In Janicza Bravo’s Zola (2020), based on a real-life crime saga involving a pair of strippers that went viral on Twitter, the scattered logic born of trawling the internet is brought to life in Levi’s endorphin-releasing bleeps. A key reference point was Hieronymus Bosch’s oil-painting triptych The Garden of Earthly Delights, which Bravo saw as integral to the atmosphere of absurdity on Zola’s Floridian road trip. So too were the healing vibrations of sound baths. Levi worked in the “heavenly” sounds of the harp and the sweet and sour prickliness of nursery rhymes and children’s toys. Cuteness was a major drive here: an intentionally jarring decision for a neon-lit crime comedy that gets high off the riskiness of sex work. Hellishness is also present in the loud snares: “If you’re up for it they energise you,” Levi says. “Otherwise it’s like a kick in the head.” In Zola, Levi refracts the anarchy of social media through the motif of child’s play, in a Fisher-Price symphony of toy boxes, xylophones and a single wood block.
In some ways, Jackie is Levi’s most traditional score so far. When talking about the process, they proffer a notion (not entirely seriously) of “method composing”. Endlessly googling pictures of Kennedy Onassis on the internet, they try to create the kind of music they imagined the First Lady would like. This is typical of Levi’s approach to composing for the cinema by drawing from anywhere but film scores. From Bosch to Mr Blobby, ideas plucked from art or pop culture tend to resonate more deeply for Levi than conventional film scores and aren’t freighted with the same anxiety of influence. That’s probably a good thing because the answers, it turns out, are already there in the film.

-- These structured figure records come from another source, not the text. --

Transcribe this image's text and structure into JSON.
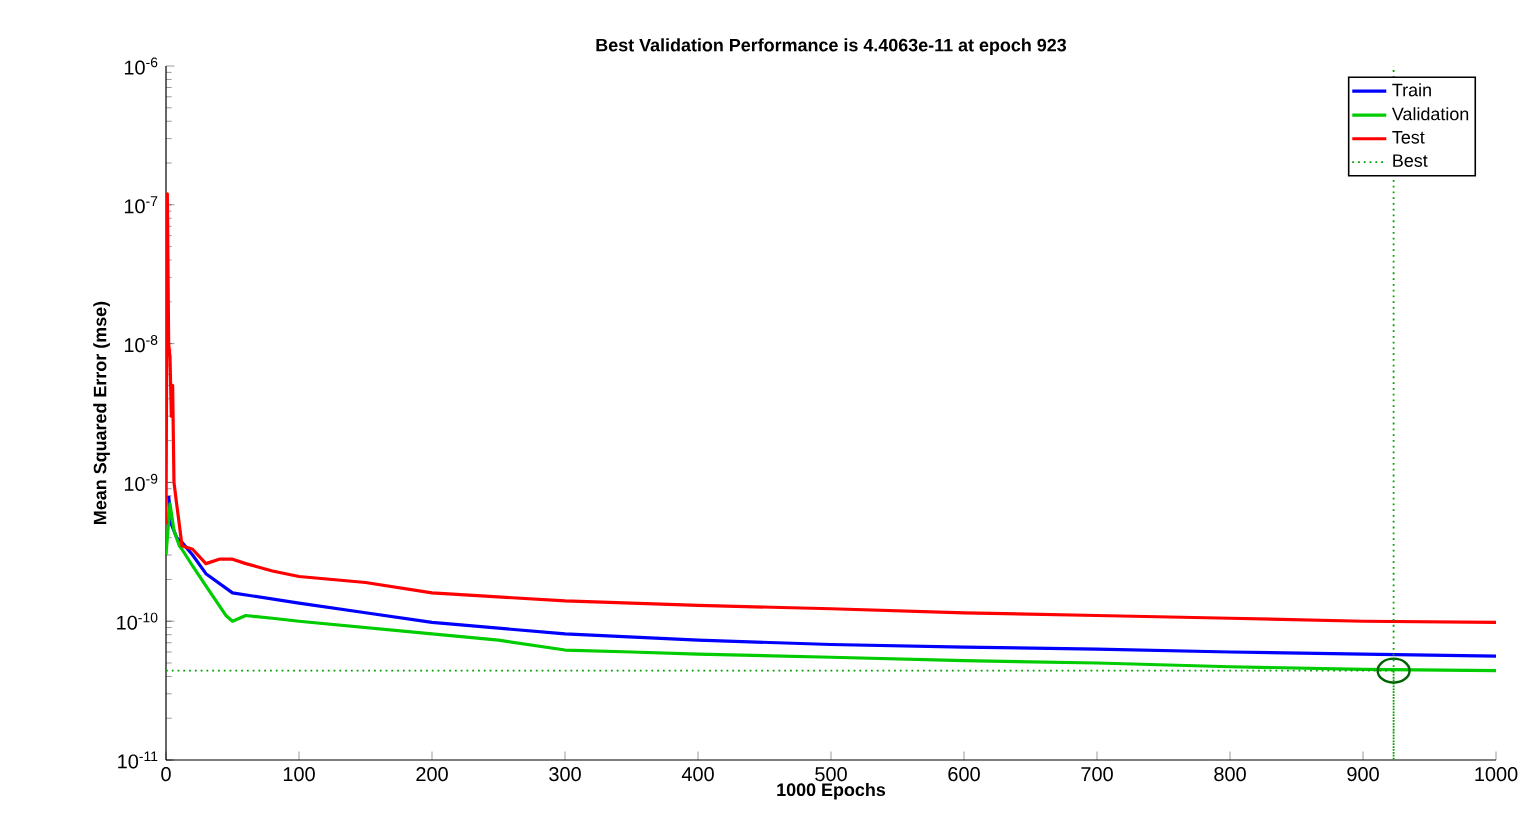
{
  "chart_data": {
    "type": "line",
    "title": "**Best Validation Performance is 4.4063e-11 at epoch 923**",
    "xlabel": "**1000 Epochs**",
    "ylabel": "**Mean Squared Error  (mse)**",
    "log": "y",
    "xlim": [
      0,
      1000
    ],
    "ylim": [
      1e-11,
      1e-06
    ],
    "xticks": [
      0,
      100,
      200,
      300,
      400,
      500,
      600,
      700,
      800,
      900,
      1000
    ],
    "yticks": [
      {
        "value": 1e-11,
        "label": "10$^{-11}$"
      },
      {
        "value": 1e-10,
        "label": "10$^{-10}$"
      },
      {
        "value": 1e-09,
        "label": "10$^{-9}$"
      },
      {
        "value": 1e-08,
        "label": "10$^{-8}$"
      },
      {
        "value": 1e-07,
        "label": "10$^{-7}$"
      },
      {
        "value": 1e-06,
        "label": "10$^{-6}$"
      }
    ],
    "grid": false,
    "legend": "top right",
    "marker": "none",
    "series": [
      {
        "name": "Train",
        "color": "#0000ff",
        "x": [
          2,
          4,
          8,
          12,
          20,
          30,
          50,
          100,
          150,
          200,
          300,
          400,
          500,
          600,
          700,
          800,
          900,
          1000
        ],
        "values": [
          8e-10,
          5e-10,
          4e-10,
          3.7e-10,
          3e-10,
          2.2e-10,
          1.6e-10,
          1.35e-10,
          1.15e-10,
          9.8e-11,
          8.1e-11,
          7.3e-11,
          6.8e-11,
          6.5e-11,
          6.3e-11,
          6e-11,
          5.8e-11,
          5.6e-11
        ]
      },
      {
        "name": "Validation",
        "color": "#00cc00",
        "x": [
          0,
          3,
          6,
          10,
          12,
          20,
          30,
          45,
          50,
          60,
          80,
          100,
          150,
          200,
          250,
          300,
          350,
          400,
          500,
          600,
          700,
          800,
          900,
          1000
        ],
        "values": [
          3e-10,
          7e-10,
          4.5e-10,
          3.5e-10,
          3.3e-10,
          2.5e-10,
          1.8e-10,
          1.1e-10,
          1e-10,
          1.1e-10,
          1.05e-10,
          1e-10,
          9e-11,
          8.1e-11,
          7.3e-11,
          6.2e-11,
          6e-11,
          5.8e-11,
          5.5e-11,
          5.2e-11,
          5e-11,
          4.7e-11,
          4.5e-11,
          4.4e-11
        ]
      },
      {
        "name": "Test",
        "color": "#ff0000",
        "x": [
          0,
          1,
          2,
          3,
          4,
          5,
          6,
          8,
          10,
          12,
          20,
          30,
          40,
          50,
          60,
          80,
          100,
          150,
          200,
          300,
          400,
          500,
          600,
          700,
          800,
          900,
          1000
        ],
        "values": [
          5e-10,
          1.2e-07,
          1e-08,
          8e-09,
          3e-09,
          5e-09,
          1e-09,
          7e-10,
          5e-10,
          3.5e-10,
          3.3e-10,
          2.6e-10,
          2.8e-10,
          2.8e-10,
          2.6e-10,
          2.3e-10,
          2.1e-10,
          1.9e-10,
          1.6e-10,
          1.4e-10,
          1.3e-10,
          1.23e-10,
          1.15e-10,
          1.1e-10,
          1.05e-10,
          1e-10,
          9.8e-11
        ]
      },
      {
        "name": "Best",
        "color": "#00a000",
        "line_style": "dotted",
        "x": [
          0,
          923,
          923,
          923
        ],
        "values": [
          4.4063e-11,
          4.4063e-11,
          1e-11,
          1e-06
        ]
      },
      {
        "type": "scatter",
        "color": "#006400",
        "marker": "circle",
        "x": [
          923
        ],
        "values": [
          4.4063e-11
        ]
      }
    ]
  }
}
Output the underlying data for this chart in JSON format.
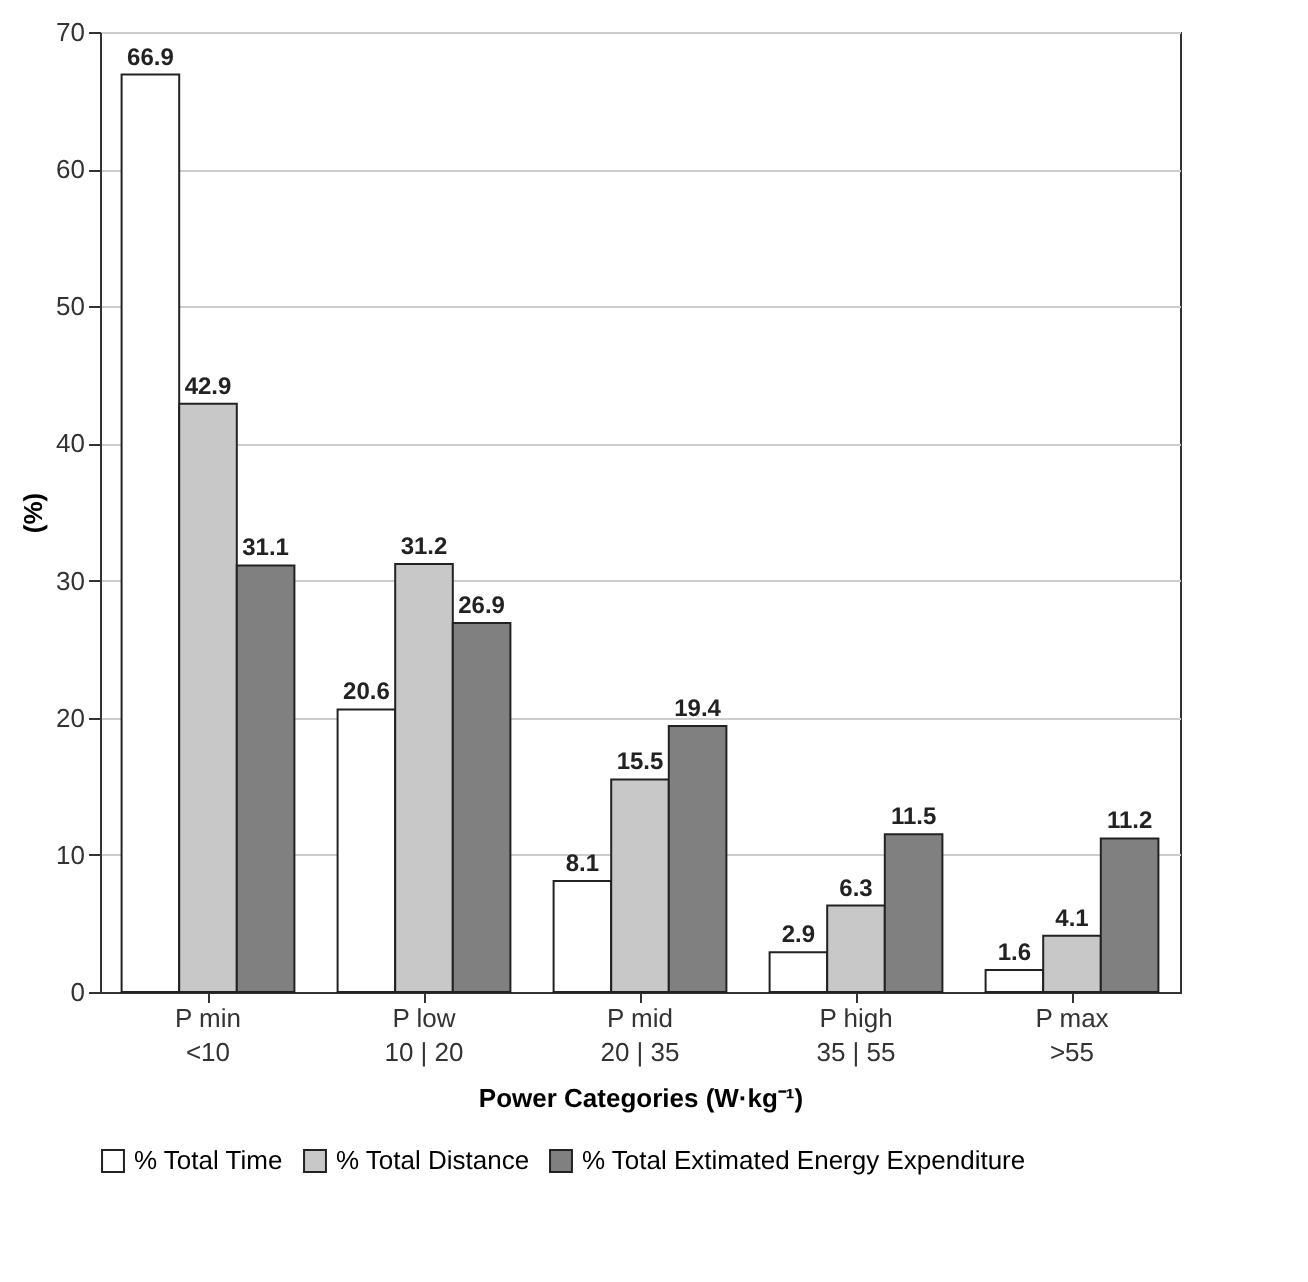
{
  "chart_data": {
    "type": "bar",
    "xlabel": "Power Categories (W·kg⁻¹)",
    "ylabel": "(%)",
    "categories": [
      "P min\n<10",
      "P low\n10 | 20",
      "P mid\n20 | 35",
      "P high\n35 | 55",
      "P max\n>55"
    ],
    "series": [
      {
        "name": "% Total Time",
        "color": "#ffffff",
        "values": [
          66.9,
          20.6,
          8.1,
          2.9,
          1.6
        ]
      },
      {
        "name": "% Total Distance",
        "color": "#c8c8c8",
        "values": [
          42.9,
          31.2,
          15.5,
          6.3,
          4.1
        ]
      },
      {
        "name": "% Total Extimated Energy Expenditure",
        "color": "#808080",
        "values": [
          31.1,
          26.9,
          19.4,
          11.5,
          11.2
        ]
      }
    ],
    "ylim": [
      0,
      70
    ],
    "yticks": [
      0,
      10,
      20,
      30,
      40,
      50,
      60,
      70
    ],
    "grid": "y",
    "legend": "bottom",
    "data_labels": true
  }
}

Often compared to Krzysztof Penderecki and György Ligeti, who both feature on Stanley Kubrick’s soundtracks, Levi’s distinctive take on contemporary classical has been hailed as otherworldly. But it couldn’t be more rooted in the elemental sounds of everyday life and the moment-by-moment reactions of characters. In Under the Skin, Zola and Jackie, Levi burrows into the heads of off-colour, off-kilter women who are stuck in a fog of confusion, pill-popping and grief. One of their signature sounds – the turpentine-smooth, slightly sinister slide of glissando strings – captures this sudden descent into the subconscious by slithering between different emotional registers. If I had to try to characterise Levi’s distinctive approach to film sound, I might find it in this rising and sinking of pitch: a drilling down, deep into the unknown.